Understanding and addressing contraceptive stockouts to increase family planning access and uptake in Senegal

Type Journal Article - BMC health services research
Title Understanding and addressing contraceptive stockouts to increase family planning access and uptake in Senegal
Author(s)
Volume 17
Issue 373
Publication (Day/Month/Year) 2017
URL https://bmchealthservres.biomedcentral.com/articles/10.1186/s12913-017-2316-y
Abstract
Background: Senegal’s government has pledged to reduce contraceptive stockouts, which have been frequent in public sector health facilities. An innovative distribution system called the Informed Push Model (IPM) addresses supply chain obstacles through direct regional-to-facility delivery of contraceptives and use of private sector logistics operators. Following promising pilot results, Senegal’s Ministry of Health and Social Action committed to a three-year (2013–2016) expansion of IPM to all public health facilities nationwide.

Methods: From August 2014–July 2016, IPM’s six logisticians made 29,319 visits to restock public sector health facilities. During these regular facility visits, the logisticians conducted a physical inventory to flag contraceptive stockouts (no usable stock of any single method available) and asked facility staff to identify the primary reason for documented stockouts. Our descriptive study examines stockout trends over the course of IPM scale-up. We also describe trends in contraceptive consumption over the three-year period using facility-level data collected by the logisticians.

Results: Contraceptive consumption rose by 91% over 35 months in the first three IPM regions, and by 118% in the next five regions (over 26 months). After scale-up to 1,394 health facilities, nationwide consumption rose by 48% over one year. On average, logisticians documented stockouts at fewer than 2% of facility visits. In comparison, two pre-IPM studies in 2011 identified stockouts of selected modern contraceptives at 60–70% of facilities visited, with 84% of clients reporting stockouts in the past year. Six factors (including consumption spikes, IPM-preventable causes, and community outreach) explained most remaining stockouts.

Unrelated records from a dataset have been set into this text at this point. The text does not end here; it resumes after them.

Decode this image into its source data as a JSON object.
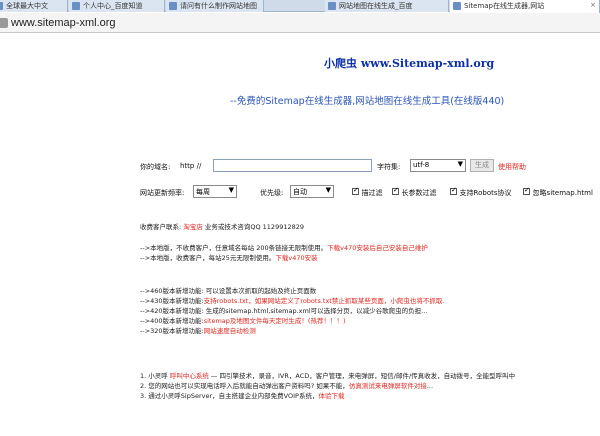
{
  "browser": {
    "tabs": [
      {
        "label": "全球最大中文",
        "active": false
      },
      {
        "label": "个人中心_百度知道",
        "active": false
      },
      {
        "label": "请问有什么制作网站地图",
        "active": false
      },
      {
        "label": "网站地图在线生成_百度",
        "active": false
      },
      {
        "label": "Sitemap在线生成器,网站",
        "active": true
      }
    ],
    "tab_close": "×",
    "address": "www.sitemap-xml.org"
  },
  "header": {
    "title": "小爬虫 www.Sitemap-xml.org",
    "subtitle": "--免费的Sitemap在线生成器,网站地图在线生成工具(在线版440)"
  },
  "form": {
    "site_label": "你的域名:",
    "http_prefix": "http //",
    "url_value": "",
    "charset_label": "字符集:",
    "charset_value": "utf-8",
    "generate_button": "生成",
    "help_link": "使用帮助",
    "freq_label": "网站更新频率:",
    "freq_value": "每周",
    "priority_label": "优先级:",
    "priority_value": "自动",
    "options": [
      {
        "label": "描过滤",
        "checked": true
      },
      {
        "label": "长参数过滤",
        "checked": true
      },
      {
        "label": "支持Robots协议",
        "checked": true
      },
      {
        "label": "忽略sitemap.html",
        "checked": true
      }
    ]
  },
  "info": {
    "contact_prefix": "收费客户联系:",
    "contact_link": "淘宝店",
    "contact_suffix": "业务或技术咨询QQ 1129912829",
    "line1_text": "-->本地版，不收费客户，任意域名每站 200条链接无限制使用。",
    "line1_link": "下载v470安装后自己安装自己维护",
    "line2_text": "-->本地版，收费客户，每站25元无限制使用。",
    "line2_link": "下载v470安装"
  },
  "updates": [
    {
      "text": "-->460版本新增功能: 可以设置本次抓取的起始及终止页面数",
      "link": ""
    },
    {
      "text": "-->430版本新增功能:",
      "link": "支持robots.txt，如果网站定义了robots.txt禁止抓取某些页面，小爬虫也将不抓取."
    },
    {
      "text": "-->420版本新增功能: 生成的sitemap.html,sitemap.xml可以选择分页，以减少谷歌爬虫的负担...",
      "link": ""
    },
    {
      "text": "-->400版本新增功能:",
      "link": "sitemap及地图文件每天定时生成！(热荐！！！)"
    },
    {
      "text": "-->320版本新增功能:",
      "link": "网站速度自动检测"
    }
  ],
  "ads": [
    {
      "num": "1.",
      "text": "小灵呼",
      "link": "呼叫中心系统",
      "rest": " — 四引擎技术，录音，IVR，ACD，客户管理，来电弹屏，短信/邮件/传真收发，自动拨号，全能型呼叫中"
    },
    {
      "num": "2.",
      "text": "您的网站也可以实现电话呼入后就能自动弹出客户资料吗? 如果不能，",
      "link": "仿真测试来电弹屏软件对接",
      "rest": "..."
    },
    {
      "num": "3.",
      "text": "通过小灵呼SipServer，自主搭建企业内部免费VOIP系统，",
      "link": "体验下载",
      "rest": ""
    }
  ]
}
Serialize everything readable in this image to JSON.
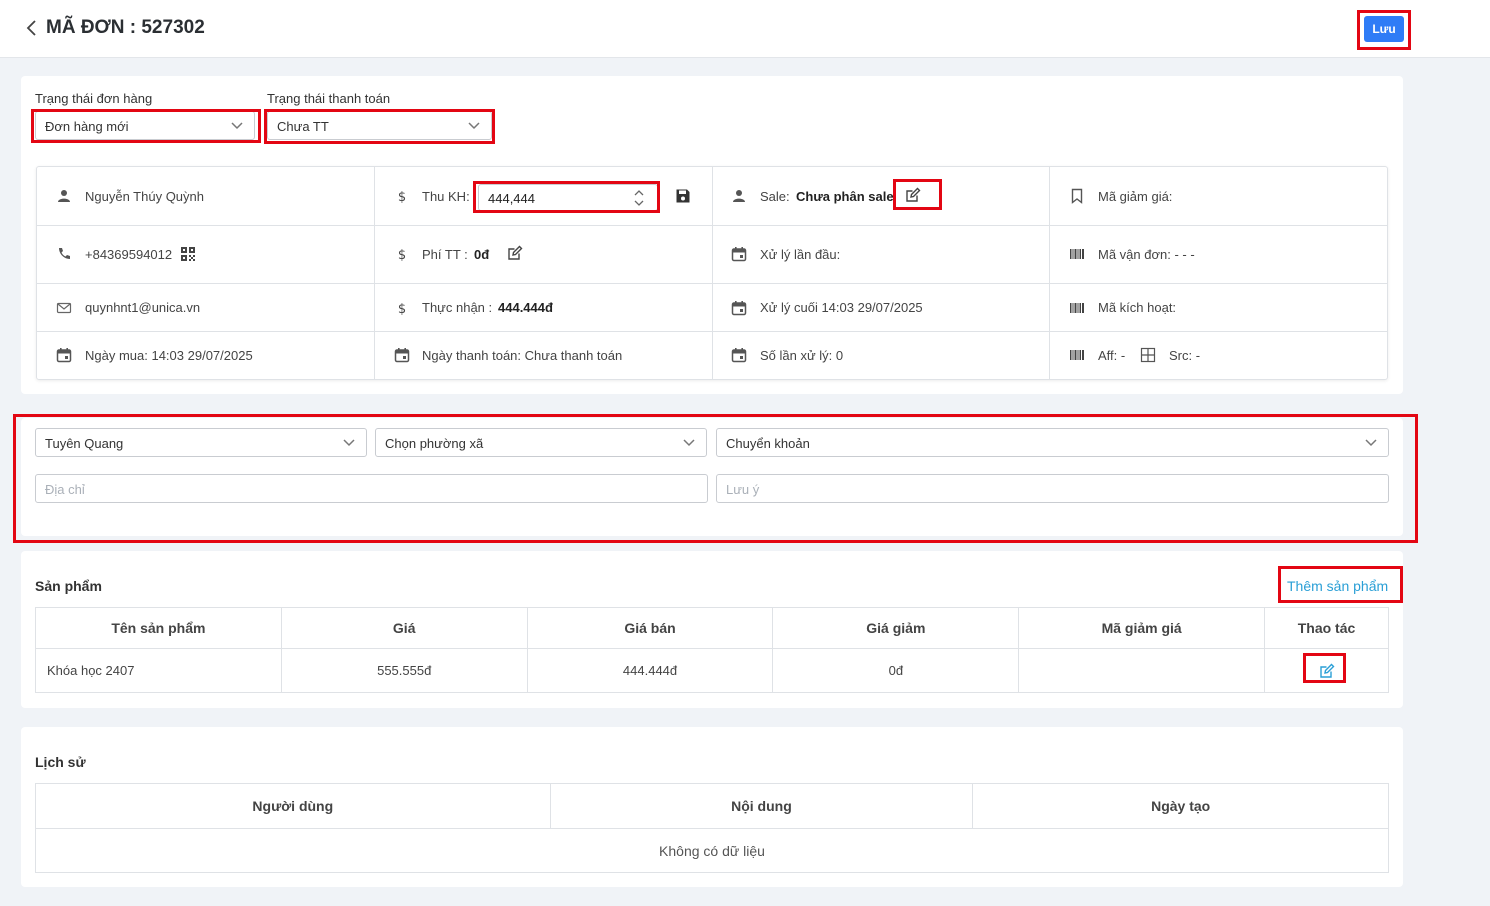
{
  "header": {
    "title": "MÃ ĐƠN : 527302",
    "save_label": "Lưu"
  },
  "status": {
    "order_status_label": "Trạng thái đơn hàng",
    "order_status_value": "Đơn hàng mới",
    "payment_status_label": "Trạng thái thanh toán",
    "payment_status_value": "Chưa TT"
  },
  "info": {
    "customer_name": "Nguyễn Thúy Quỳnh",
    "phone": "+84369594012",
    "email": "quynhnt1@unica.vn",
    "purchase_date": "Ngày mua: 14:03 29/07/2025",
    "thu_kh_label": "Thu KH:",
    "thu_kh_value": "444,444",
    "phi_tt_label": "Phí TT :",
    "phi_tt_value": "0đ",
    "thuc_nhan_label": "Thực nhận :",
    "thuc_nhan_value": "444.444đ",
    "payment_date": "Ngày thanh toán: Chưa thanh toán",
    "sale_label": "Sale:",
    "sale_value": "Chưa phân sale",
    "first_process": "Xử lý lần đầu:",
    "last_process": "Xử lý cuối 14:03 29/07/2025",
    "process_count": "Số lần xử lý: 0",
    "discount_code": "Mã giảm giá:",
    "tracking_code": "Mã vận đơn: - - -",
    "activation_code": "Mã kích hoạt:",
    "aff": "Aff: -",
    "src": "Src: -"
  },
  "address": {
    "province": "Tuyên Quang",
    "ward_placeholder": "Chọn phường xã",
    "payment_method": "Chuyển khoản",
    "address_placeholder": "Địa chỉ",
    "note_placeholder": "Lưu ý"
  },
  "products": {
    "title": "Sản phẩm",
    "add_label": "Thêm sản phẩm",
    "columns": [
      "Tên sản phẩm",
      "Giá",
      "Giá bán",
      "Giá giảm",
      "Mã giảm giá",
      "Thao tác"
    ],
    "rows": [
      {
        "name": "Khóa học 2407",
        "price": "555.555đ",
        "sale_price": "444.444đ",
        "discount": "0đ",
        "code": ""
      }
    ]
  },
  "history": {
    "title": "Lịch sử",
    "columns": [
      "Người dùng",
      "Nội dung",
      "Ngày tạo"
    ],
    "empty": "Không có dữ liệu"
  },
  "icons": [
    "chevron-left-icon",
    "user-icon",
    "dollar-icon",
    "save-icon",
    "edit-icon",
    "bookmark-icon",
    "phone-icon",
    "qr-icon",
    "calendar-icon",
    "barcode-icon",
    "mail-icon",
    "grid-icon",
    "chevron-down-icon"
  ],
  "colors": {
    "primary": "#2f7cf6",
    "link": "#2a9fd6",
    "highlight": "#e30613"
  }
}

Conclusions: IPM has been highly successful in ensuring full availability of contraceptives across regions and health facilities. The model also has facilitated the flow of essential data on consumption and stockouts from facilities up to district, regional, and central-level managers. These achievements highlight the relevance of professionalizing supply chain management while continuing to mitigate stockouts through enhanced stakeholder communication and improved training, coaching, and supervision of third-party logistics operators. Supply reliability is critical in shaping demand for and regular use of contraception. The government is transitioning the IPM to full management by the National Supply Pharmacy.